Они ушли, наговорив комплиментов и накурив. Валентина долгое время не могла прийти в себя.
— Да, теперь я понимаю, как нужны тебе деньги… Ты слышала сумму вступительного взноса, которую они назвали?.. Обещаю, что сегодня же поговорю с Ирмой…
Три дня, что Борис жил в Москве, ему казалось, что он пьян. Он шатался без дела по улицам, рассматривая людей, заходил в магазины, катался на метро и, казалось, совершенно потерялся во времени и пространстве…
Валентина, заявив, что у нее много работы и что она готовится к показу в «Савойе», спокойно отнеслась к тому, что отец уходит на целый день. У нее был мужчина, хотя, как показалось Борису, с ним не все ладилось. Она выставила его ночью, думая, что их никто не слышит, и наговорила много обидных слов. Но больше всего поразило Бориса то, что Валентина прятала его… Когда раздавался звонок в дверь, она просила отца уйти в спальню.
— Ты стыдишься меня? Но это глупо! Я красив и умен, — пытался он рассмешить ее, но она так же ловко отшучивалась, говоря, что пока не готова познакомить его со своими подругами.
— Ты знаешь, я позвонил Полине, твоей маме, но там почему-то никто не берет трубку…
Услышав об этом, Валентина побелела.
— Зачем ты это сделал? А если бы она оказалась дома?
— Ну и что с того?
— А то, что она только-только начала жить, у нее появился мужчина, а тут ты со своим Парижем… Пойми, ей сейчас не до тебя…
Борис пожал плечами. Он смотрел на Валентину и не мог сообразить, почему от нее исходит такой холод. Хотя, с другой стороны, ее тоже можно было понять: они не виделись целых пятнадцать лет, что он знает о ней, о ее жизни и принципах? Она взрослый человек со своими представлениями о чувстве ответственности, в частности… Может, дочь в глубине души не может ему простить его уход?..

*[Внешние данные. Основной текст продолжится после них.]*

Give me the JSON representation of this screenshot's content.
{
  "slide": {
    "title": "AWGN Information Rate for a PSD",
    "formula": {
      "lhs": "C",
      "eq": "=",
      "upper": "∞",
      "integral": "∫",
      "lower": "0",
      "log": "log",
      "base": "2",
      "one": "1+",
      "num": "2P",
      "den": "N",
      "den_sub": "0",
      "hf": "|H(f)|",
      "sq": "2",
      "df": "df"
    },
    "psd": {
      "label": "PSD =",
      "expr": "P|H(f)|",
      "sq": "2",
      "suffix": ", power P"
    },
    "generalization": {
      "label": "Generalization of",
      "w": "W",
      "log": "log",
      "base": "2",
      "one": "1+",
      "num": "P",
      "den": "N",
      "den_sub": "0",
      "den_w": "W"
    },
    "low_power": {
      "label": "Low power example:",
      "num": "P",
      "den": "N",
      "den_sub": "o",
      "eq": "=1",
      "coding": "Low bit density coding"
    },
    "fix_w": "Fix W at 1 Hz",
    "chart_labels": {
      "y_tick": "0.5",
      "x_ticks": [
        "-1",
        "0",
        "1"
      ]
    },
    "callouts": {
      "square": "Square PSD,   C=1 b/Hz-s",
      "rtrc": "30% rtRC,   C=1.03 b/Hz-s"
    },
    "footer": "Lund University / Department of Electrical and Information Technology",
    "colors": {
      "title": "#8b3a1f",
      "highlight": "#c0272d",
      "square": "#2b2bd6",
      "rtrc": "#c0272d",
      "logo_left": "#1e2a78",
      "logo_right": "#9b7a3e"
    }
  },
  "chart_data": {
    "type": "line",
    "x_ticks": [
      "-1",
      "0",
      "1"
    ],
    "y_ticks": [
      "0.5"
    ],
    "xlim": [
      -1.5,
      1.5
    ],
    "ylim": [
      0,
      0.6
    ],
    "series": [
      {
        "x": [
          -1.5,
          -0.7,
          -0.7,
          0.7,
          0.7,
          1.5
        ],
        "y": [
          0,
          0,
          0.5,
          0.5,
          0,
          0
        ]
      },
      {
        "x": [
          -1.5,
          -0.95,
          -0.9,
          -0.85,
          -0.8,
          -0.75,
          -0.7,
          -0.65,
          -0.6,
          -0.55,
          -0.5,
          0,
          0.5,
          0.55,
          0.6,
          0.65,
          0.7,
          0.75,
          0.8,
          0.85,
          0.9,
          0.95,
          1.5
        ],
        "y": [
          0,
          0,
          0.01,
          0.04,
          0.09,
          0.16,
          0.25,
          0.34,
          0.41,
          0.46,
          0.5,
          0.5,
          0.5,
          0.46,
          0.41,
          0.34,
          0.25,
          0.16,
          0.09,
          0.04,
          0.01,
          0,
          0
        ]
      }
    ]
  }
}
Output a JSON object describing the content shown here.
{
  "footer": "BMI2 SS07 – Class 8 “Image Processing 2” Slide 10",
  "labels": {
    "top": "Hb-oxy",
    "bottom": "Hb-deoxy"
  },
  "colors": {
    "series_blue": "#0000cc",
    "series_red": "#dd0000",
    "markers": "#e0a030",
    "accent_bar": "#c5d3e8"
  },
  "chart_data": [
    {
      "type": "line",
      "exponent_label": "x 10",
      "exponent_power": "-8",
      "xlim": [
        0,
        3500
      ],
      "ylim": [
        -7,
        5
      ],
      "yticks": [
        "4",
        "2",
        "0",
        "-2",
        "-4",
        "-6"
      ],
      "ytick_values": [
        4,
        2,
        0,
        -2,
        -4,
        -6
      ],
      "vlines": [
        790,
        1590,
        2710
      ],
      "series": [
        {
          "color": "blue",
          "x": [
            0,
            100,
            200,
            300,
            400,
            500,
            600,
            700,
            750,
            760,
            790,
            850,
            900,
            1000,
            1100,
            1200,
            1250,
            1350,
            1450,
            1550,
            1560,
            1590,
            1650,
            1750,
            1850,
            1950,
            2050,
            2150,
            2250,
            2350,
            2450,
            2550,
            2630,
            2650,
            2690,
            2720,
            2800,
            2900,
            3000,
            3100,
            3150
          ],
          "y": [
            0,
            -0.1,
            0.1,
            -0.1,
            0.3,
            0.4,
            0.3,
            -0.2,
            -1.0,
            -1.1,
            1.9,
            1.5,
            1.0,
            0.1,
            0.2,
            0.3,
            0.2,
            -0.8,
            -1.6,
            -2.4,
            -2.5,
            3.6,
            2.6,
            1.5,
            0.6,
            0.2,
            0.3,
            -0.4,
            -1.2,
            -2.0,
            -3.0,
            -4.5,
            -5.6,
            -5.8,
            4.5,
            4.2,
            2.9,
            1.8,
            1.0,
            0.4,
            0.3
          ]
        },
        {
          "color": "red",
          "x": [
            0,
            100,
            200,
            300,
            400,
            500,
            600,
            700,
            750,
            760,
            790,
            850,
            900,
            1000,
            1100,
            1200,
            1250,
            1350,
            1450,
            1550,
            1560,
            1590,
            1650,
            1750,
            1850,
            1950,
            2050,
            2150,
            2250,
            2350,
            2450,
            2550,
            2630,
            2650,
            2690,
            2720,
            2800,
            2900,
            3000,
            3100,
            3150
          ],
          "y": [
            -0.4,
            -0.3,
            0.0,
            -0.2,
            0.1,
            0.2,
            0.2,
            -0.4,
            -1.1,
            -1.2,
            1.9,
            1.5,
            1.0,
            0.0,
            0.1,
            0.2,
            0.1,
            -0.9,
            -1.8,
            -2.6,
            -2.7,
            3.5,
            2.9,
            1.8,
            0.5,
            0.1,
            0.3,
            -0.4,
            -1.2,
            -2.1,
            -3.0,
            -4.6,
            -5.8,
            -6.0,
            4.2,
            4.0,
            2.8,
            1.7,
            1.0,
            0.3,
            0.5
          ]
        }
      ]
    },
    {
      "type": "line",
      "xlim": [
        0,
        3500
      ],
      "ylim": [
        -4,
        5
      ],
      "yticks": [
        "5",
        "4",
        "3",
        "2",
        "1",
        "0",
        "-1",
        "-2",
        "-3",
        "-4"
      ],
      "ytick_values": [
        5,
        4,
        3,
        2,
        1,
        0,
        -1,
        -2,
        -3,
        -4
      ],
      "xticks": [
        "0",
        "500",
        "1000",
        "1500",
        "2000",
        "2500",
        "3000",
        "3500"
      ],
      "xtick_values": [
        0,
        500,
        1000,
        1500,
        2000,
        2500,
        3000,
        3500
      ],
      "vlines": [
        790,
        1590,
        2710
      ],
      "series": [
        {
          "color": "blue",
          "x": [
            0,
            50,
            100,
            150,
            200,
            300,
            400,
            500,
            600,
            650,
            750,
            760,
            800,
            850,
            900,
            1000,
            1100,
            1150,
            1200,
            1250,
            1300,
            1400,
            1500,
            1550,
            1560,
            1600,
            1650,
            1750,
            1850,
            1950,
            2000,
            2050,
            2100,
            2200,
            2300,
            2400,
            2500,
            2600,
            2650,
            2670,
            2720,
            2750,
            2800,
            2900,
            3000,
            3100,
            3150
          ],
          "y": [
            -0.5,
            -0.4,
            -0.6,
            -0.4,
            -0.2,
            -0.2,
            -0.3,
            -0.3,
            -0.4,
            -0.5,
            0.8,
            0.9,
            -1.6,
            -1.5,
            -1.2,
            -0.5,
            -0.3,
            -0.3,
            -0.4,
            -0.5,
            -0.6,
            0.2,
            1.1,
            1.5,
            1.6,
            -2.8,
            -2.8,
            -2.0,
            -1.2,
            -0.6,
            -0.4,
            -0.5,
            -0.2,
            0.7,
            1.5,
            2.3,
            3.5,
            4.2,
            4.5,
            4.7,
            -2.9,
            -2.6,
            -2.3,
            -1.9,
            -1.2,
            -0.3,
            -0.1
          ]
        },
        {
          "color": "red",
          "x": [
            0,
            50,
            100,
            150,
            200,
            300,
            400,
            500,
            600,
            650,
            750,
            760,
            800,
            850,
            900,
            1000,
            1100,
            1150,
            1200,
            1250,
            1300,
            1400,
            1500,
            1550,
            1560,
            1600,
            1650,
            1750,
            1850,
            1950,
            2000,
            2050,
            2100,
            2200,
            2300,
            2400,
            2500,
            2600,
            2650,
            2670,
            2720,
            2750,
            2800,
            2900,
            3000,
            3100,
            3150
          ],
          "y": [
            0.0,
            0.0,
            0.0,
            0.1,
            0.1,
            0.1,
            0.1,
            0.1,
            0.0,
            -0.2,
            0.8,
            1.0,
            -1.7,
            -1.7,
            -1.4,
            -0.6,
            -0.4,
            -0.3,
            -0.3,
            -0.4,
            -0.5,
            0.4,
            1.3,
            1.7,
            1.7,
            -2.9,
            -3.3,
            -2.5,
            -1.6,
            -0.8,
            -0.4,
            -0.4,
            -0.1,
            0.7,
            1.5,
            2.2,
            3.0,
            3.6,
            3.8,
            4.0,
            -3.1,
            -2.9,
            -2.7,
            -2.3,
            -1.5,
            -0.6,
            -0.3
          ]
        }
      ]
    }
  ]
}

В любом случае он теперь обязан помочь ей устроиться в жизни, за этим он, собственно, и приехал в Москву. После показа в «Савойе» он поторопит ее с отъездом.
Борис вспомнил о Бланш, и сердце его заболело: он соскучился по ее чудесному телу, родному голосу и нежным рукам…
Думая о Бланш, Борис, конечно, вспомнил об Эмме, мысли о ней вызывали еще большее волнение: что она задумала, эта старая, хитрая карга? С одной стороны, он симпатизировал ей, ценя ее ум и умение держать окружающих в напряжении, но, с другой стороны, ему хотелось покоя и ясности. Зачем Эмма сказала про Германию? Что она там забыла?
Борис решил позвонить в Париж и поговорить с Бланш, которая, как они и уговаривались, должна была жить у Эммы в Булонском лесу.